Privatisation entered the Australian transit context in 1999, with the reforms of the Victorian Kennett government. It spread to NSW when ferries were privatised in 2011, and bus services in the Inner West in 2018. In 2020, the NSW government did the same to the remaining three inner-city regions, abolishing the State Transit Authority (STA). Along with the contracting of Sydney Metro to MTS, the STA’s abolishment brought stopping the privatisation of rail into focus for the RTBU.
In a NSW Government press release from 2019, the government claimed that privatisation would “lift the standard of transport,” offering greater investment and “delivering better services to commuters.” In 1999, the Victorian Kennett government envisaged improved services and cost minimisation as part of its plan.
Unfortunately, these goals were at best only scantily met.
In 2019, the Sydney Morning Herald reported that bus services in Sydney’s Inner West were running an average of 90.5 per cent on-time, compared to 93.5 per cent the previous year. The decline came after private operator Transit Systems replaced the State Transit Authority.
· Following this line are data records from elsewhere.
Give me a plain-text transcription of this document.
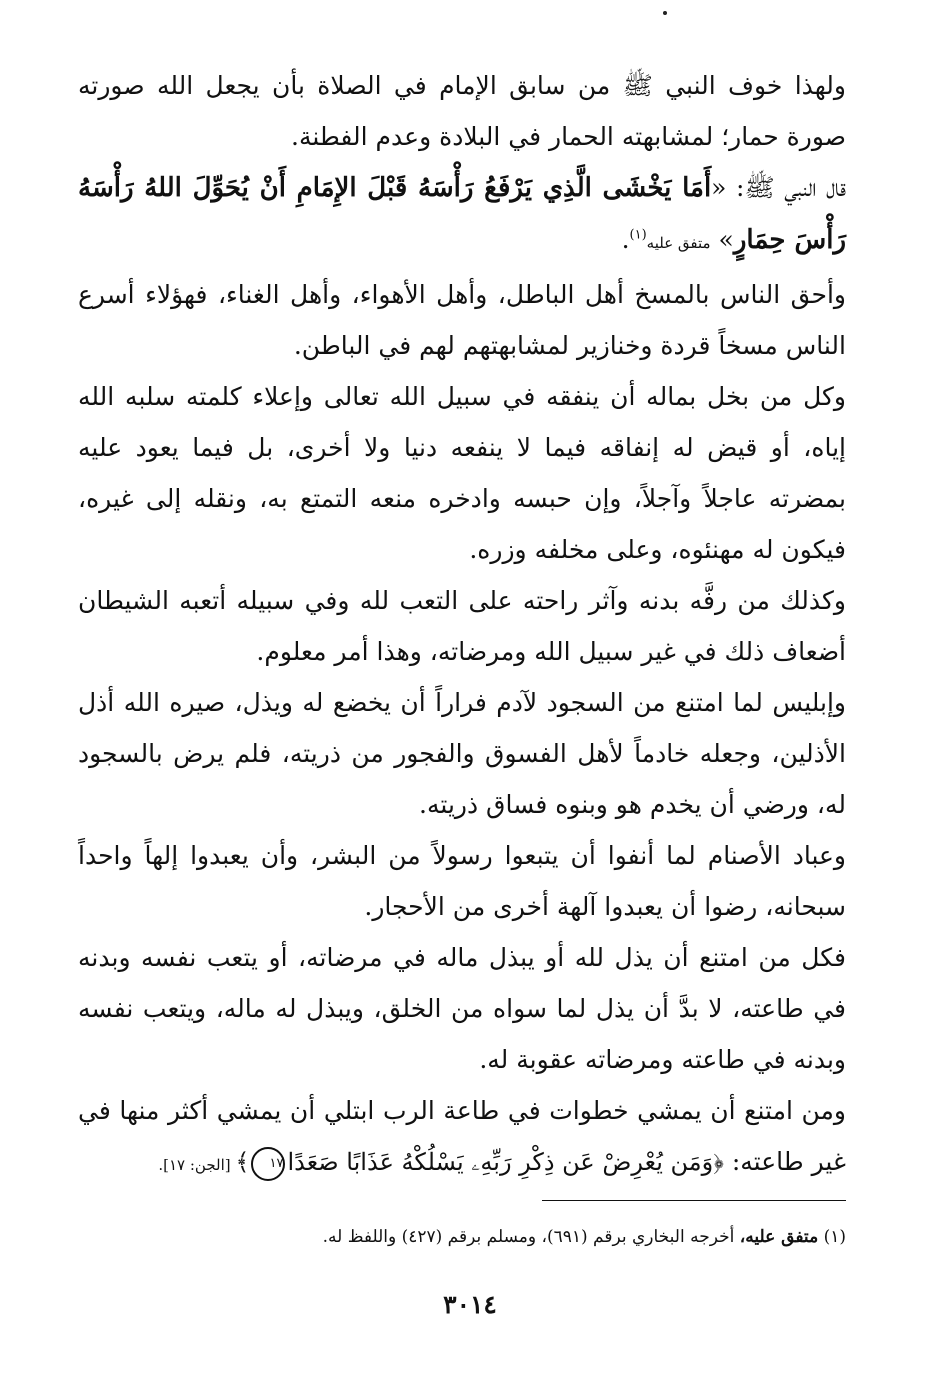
ولهذا خوف النبي ﷺ من سابق الإمام في الصلاة بأن يجعل الله صورته صورة حمار؛ لمشابهته الحمار في البلادة وعدم الفطنة.

قال النبي ﷺ: «أَمَا يَخْشَى الَّذِي يَرْفَعُ رَأْسَهُ قَبْلَ الإِمَامِ أَنْ يُحَوِّلَ اللهُ رَأْسَهُ رَأْسَ حِمَارٍ» متفق عليه$^{(١)}$.

وأحق الناس بالمسخ أهل الباطل، وأهل الأهواء، وأهل الغناء، فهؤلاء أسرع الناس مسخاً قردة وخنازير لمشابهتهم لهم في الباطن.

وكل من بخل بماله أن ينفقه في سبيل الله تعالى وإعلاء كلمته سلبه الله إياه، أو قيض له إنفاقه فيما لا ينفعه دنيا ولا أخرى، بل فيما يعود عليه بمضرته عاجلاً وآجلاً، وإن حبسه وادخره منعه التمتع به، ونقله إلى غيره، فيكون له مهنئوه، وعلى مخلفه وزره.

وكذلك من رفَّه بدنه وآثر راحته على التعب لله وفي سبيله أتعبه الشيطان أضعاف ذلك في غير سبيل الله ومرضاته، وهذا أمر معلوم.

وإبليس لما امتنع من السجود لآدم فراراً أن يخضع له ويذل، صيره الله أذل الأذلين، وجعله خادماً لأهل الفسوق والفجور من ذريته، فلم يرض بالسجود له، ورضي أن يخدم هو وبنوه فساق ذريته.

وعباد الأصنام لما أنفوا أن يتبعوا رسولاً من البشر، وأن يعبدوا إلهاً واحداً سبحانه، رضوا أن يعبدوا آلهة أخرى من الأحجار.

فكل من امتنع أن يذل لله أو يبذل ماله في مرضاته، أو يتعب نفسه وبدنه في طاعته، لا بدَّ أن يذل لما سواه من الخلق، ويبذل له ماله، ويتعب نفسه وبدنه في طاعته ومرضاته عقوبة له.

ومن امتنع أن يمشي خطوات في طاعة الرب ابتلي أن يمشي أكثر منها في غير طاعته: ﴿وَمَن يُعْرِضْ عَن ذِكْرِ رَبِّهِۦ يَسْلُكْهُ عَذَابًا صَعَدًا١٧﴾ [الجن: ١٧].

(١) متفق عليه، أخرجه البخاري برقم (٦٩١)، ومسلم برقم (٤٢٧) واللفظ له.
٣٠١٤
Meanwhile, in Melbourne, although significant cost reductions were achieved, these came at the expense of “an increase in rail service cancellations and a decline in punctuality,” according to a 2005 performance review of the franchising system. In 2015, ABC News reported that up to 400 services per month were skipping stations or short-terminating so as to ‘game’ the performance requirements in the franchise agreement.
In light of such evident failure of privatised systems to further public transport in Australia, there already appears reason for abandoning the drive to privatise. This cannot be taken as the sole reason for poor public transport. Consider, for example, the abysmal transport systems of North America, most owned by state and local governments.
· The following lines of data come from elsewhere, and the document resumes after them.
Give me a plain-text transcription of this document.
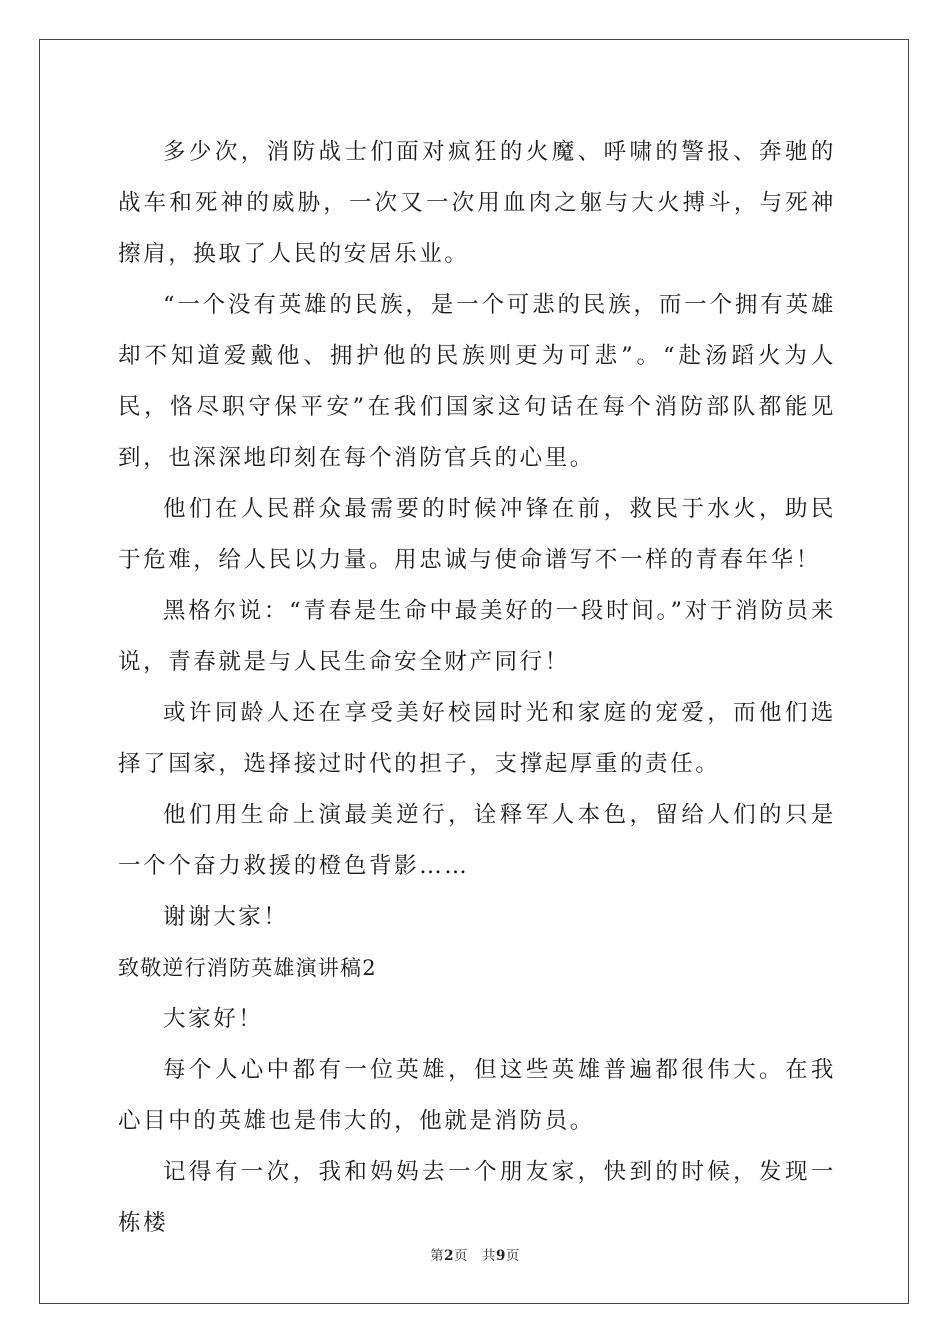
多少次，消防战士们面对疯狂的火魔、呼啸的警报、奔驰的战车和死神的威胁，一次又一次用血肉之躯与大火搏斗，与死神擦肩，换取了人民的安居乐业。

“一个没有英雄的民族，是一个可悲的民族，而一个拥有英雄却不知道爱戴他、拥护他的民族则更为可悲”。“赴汤蹈火为人民，恪尽职守保平安”在我们国家这句话在每个消防部队都能见到，也深深地印刻在每个消防官兵的心里。

他们在人民群众最需要的时候冲锋在前，救民于水火，助民于危难，给人民以力量。用忠诚与使命谱写不一样的青春年华！

黑格尔说：“青春是生命中最美好的一段时间。”对于消防员来说，青春就是与人民生命安全财产同行！

或许同龄人还在享受美好校园时光和家庭的宠爱，而他们选择了国家，选择接过时代的担子，支撑起厚重的责任。

他们用生命上演最美逆行，诠释军人本色，留给人们的只是一个个奋力救援的橙色背影……

谢谢大家！

致敬逆行消防英雄演讲稿2

大家好！

每个人心中都有一位英雄，但这些英雄普遍都很伟大。在我心目中的英雄也是伟大的，他就是消防员。

记得有一次，我和妈妈去一个朋友家，快到的时候，发现一栋楼

第2页 共9页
But although privatisation may not be wholly to blame for poor public transport systems, it is conducive to a structure of secrecy and opaque governance that discourages competent operation and logical planning. It is fundamentally anti-democratic, in that it raises a barrier between operations and government without fundamentally altering any aspect of the system itself. In doing so, what was once a highly connected sector of the government now becomes a disjointed mess.
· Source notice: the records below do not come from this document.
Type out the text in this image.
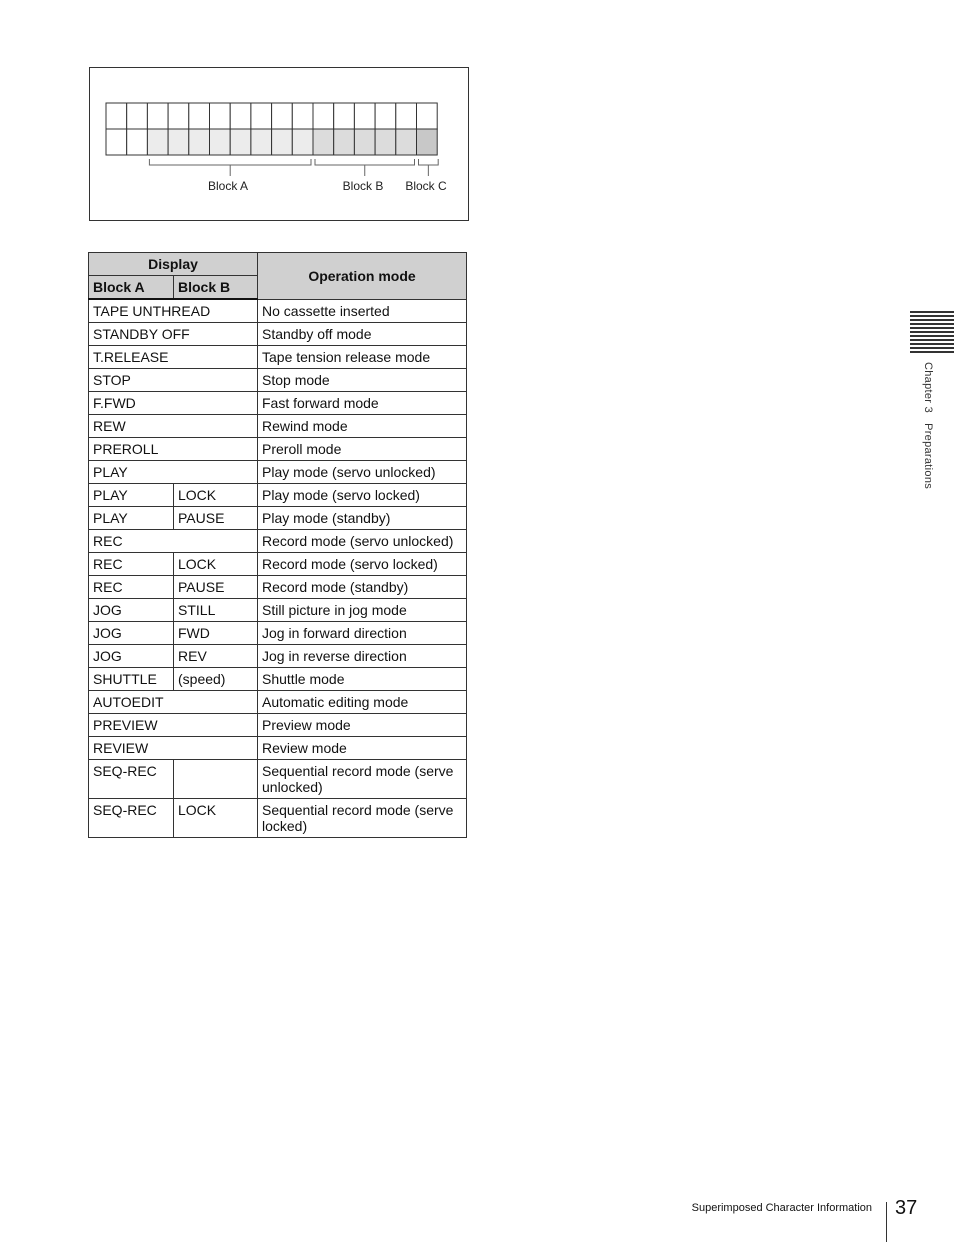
Block A	Block B Block C
Display		Operation mode
Block A	Block B	
TAPE UNTHREAD		No cassette inserted
STANDBY OFF		Standby off mode
T.RELEASE		Tape tension release mode
STOP		Stop mode
F.FWD		Fast forward mode
REW		Rewind mode
PREROLL		Preroll mode
PLAY		Play mode (servo unlocked)
PLAY	LOCK	Play mode (servo locked)
PLAY	PAUSE	Play mode (standby)
REC		Record mode (servo unlocked)
REC	LOCK	Record mode (servo locked)
REC	PAUSE	Record mode (standby)
JOG	STILL	Still picture in jog mode
JOG	FWD	Jog in forward direction
JOG	REV	Jog in reverse direction
SHUTTLE	(speed)	Shuttle mode
AUTOEDIT		Automatic editing mode
PREVIEW		Preview mode
REVIEW		Review mode
SEQ-REC		Sequential record mode (serve unlocked)
SEQ-REC	LOCK	Sequential record mode (serve locked)
Chapter 3   Preparations
Superimposed Character Information 37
So, how does Sydney’s existing rail system fare when compared to those of other cities?
According to the 2009 review of Melbourne’s franchising system, Sydney fared far worse in staff and rolling stock costs and punctuality than Melbourne.
In addition, Sydney remains plagued by other issues in the operation of its transport system comparable to Melbourne’s. For instance, the farebox-recovery ratio, measuring the financial independence of the corporation, is approximately 50 per cent for Sydney Trains, according to the 2019 Auditor-General’s report, and 61 per cent in Melbourne, though this is complicated by the complex franchising system’s financial agreements.
Although it should be cautioned that financial stability is not the sole measure of an effective rail system, there are certainly publicly-owned systems that eclipse the private sphere in their efficiency. Hong Kong’s Mass Transit Railway (MTR) and Singapore’s MRT are both majority-state-owned merged operators and infrastructure holders. In 2019, the MTR made AUD $1.9 billion, and ran more than 99 per cent of services on time. Importantly, with the government as its main shareholder, it maintains the transparency and public interest of public transport with the flexibility and depoliticisation of a corporate structure. Highly complex and manipulable franchise agreements, and bureaucratic conservatism, as in Australia’s transport debacles, simply disappear.
This is not to say the MTR model is perfect; in 2015, the Singapore MRT recorded 2.5 disruptions per month, leading to an embarrassing apology and a commitment to significant upgrades to neglected infrastructure. But when we look at the best the world has to offer, it becomes clear that the best public transport companies are those which are responsibly yet dynamically managed by the government. There could be no system less fitted to this task than a privatised franchise.